By now, you may still have a question: How does the unsupervised model GPT-3 recognize and execute different tasks? Since the GPT-3 model was trained using data from the entire internet, various task descriptions and examples have almost all appeared in the training data (to put it simply, there is nothing new under the sun). For example, there are numerous teaching samples online: Adding two numbers: 324+256=>580, 82+31=>113, 15+46=>61, … Therefore, the language model GPT-3 is able to learn the meaning of tasks and the way to predict numbers as well as some generalization capabilities in addition. If during testing, additional examples are provided between the task description and task input, such as “Adding two numbers: 12+21=>33, 42+34=>76, 52+26=>78, 24+37=>”, then the GPT-3 model has more historical context information to predict the result of “24+37.” This is the main reason why GPT-3 performs exceptionally well with few-shot examples.

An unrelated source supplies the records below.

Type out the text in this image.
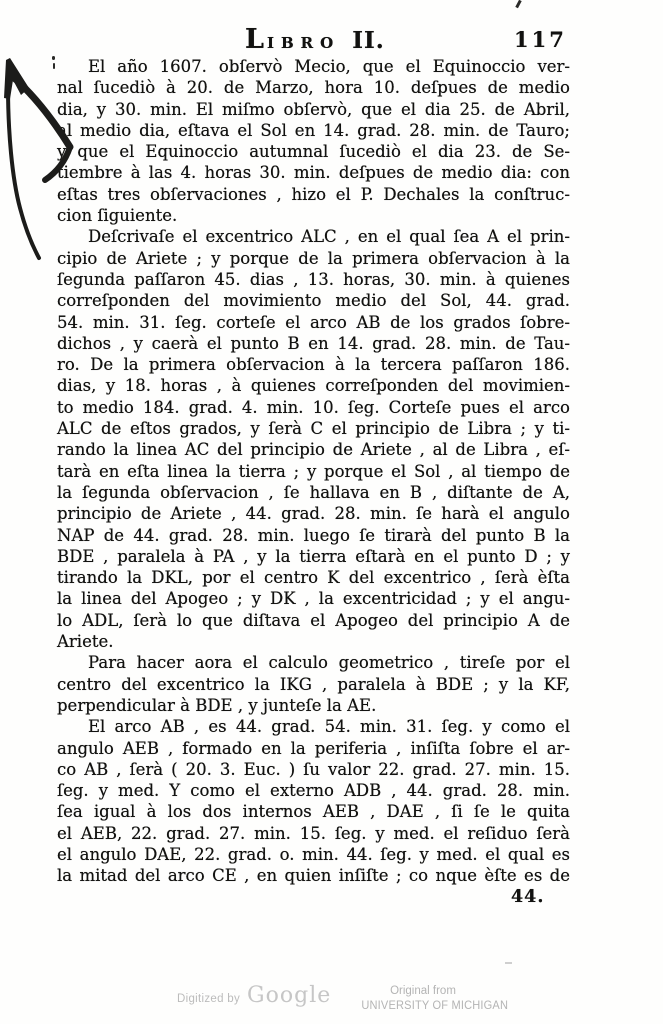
L IBRO II.	117
El año 1607. obſervò Mecio, que el Equinoccio ver-
nal ſucediò à 20. de Marzo, hora 10. deſpues de medio
dia, y 30. min. El miſmo obſervò, que el dia 25. de Abril,
al medio dia, eſtava el Sol en 14. grad. 28. min. de Tauro;
y que el Equinoccio autumnal ſucediò el dia 23. de Se-
tiembre à las 4. horas 30. min. deſpues de medio dia: con
eſtas tres obſervaciones , hizo el P. Dechales la conſtruc-
cion ſiguiente.
Deſcrivaſe el excentrico ALC , en el qual ſea A el prin-
cipio de Ariete ; y porque de la primera obſervacion à la
ſegunda paſſaron 45. dias , 13. horas, 30. min. à quienes
correſponden del movimiento medio del Sol, 44. grad.
54. min. 31. ſeg. corteſe el arco AB de los grados ſobre-
dichos , y caerà el punto B en 14. grad. 28. min. de Tau-
ro. De la primera obſervacion à la tercera paſſaron 186.
dias, y 18. horas , à quienes correſponden del movimien-
to medio 184. grad. 4. min. 10. ſeg. Corteſe pues el arco
ALC de eſtos grados, y ſerà C el principio de Libra ; y ti-
rando la linea AC del principio de Ariete , al de Libra , eſ-
tarà en eſta linea la tierra ; y porque el Sol , al tiempo de
la ſegunda obſervacion , ſe hallava en B , diſtante de A,
principio de Ariete , 44. grad. 28. min. ſe harà el angulo
NAP de 44. grad. 28. min. luego ſe tirarà del punto B la
BDE , paralela à PA , y la tierra eſtarà en el punto D ; y
tirando la DKL, por el centro K del excentrico , ſerà èſta
la linea del Apogeo ; y DK , la excentricidad ; y el angu-
lo ADL, ſerà lo que diſtava el Apogeo del principio A de
Ariete.
Para hacer aora el calculo geometrico , tireſe por el
centro del excentrico la IKG , paralela à BDE ; y la KF,
perpendicular à BDE , y junteſe la AE.
El arco AB , es 44. grad. 54. min. 31. ſeg. y como el
angulo AEB , formado en la periferia , inſiſta ſobre el ar-
co AB , ſerà ( 20. 3. Euc. ) ſu valor 22. grad. 27. min. 15.
ſeg. y med. Y como el externo ADB , 44. grad. 28. min.
ſea igual à los dos internos AEB , DAE , ſi ſe le quita
el AEB, 22. grad. 27. min. 15. ſeg. y med. el reſiduo ſerà
el angulo DAE, 22. grad. o. min. 44. ſeg. y med. el qual es
la mitad del arco CE , en quien inſiſte ; co nque èſte es de
44.
Digitized by Google	Original from
UNIVERSITY OF MICHIGAN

Of course, GPT-3 still has many issues, shortcomings, or areas for improvement, including:

(1) Inconsistency in long text generation, i.e., logical inconsistencies;

(2) No common sense reasoning ability;

(3) Poor semantic reasoning;

(4) Model and results are not interpretable;

(5) Unreliable model predictions;

(6) Data bias leading to prediction bias;

(7) Lack of continuous learning and self-learning capabilities, etc.

Additionally, the compression of the GPT-3 model and optimization for specific tasks will also receive increasing attention.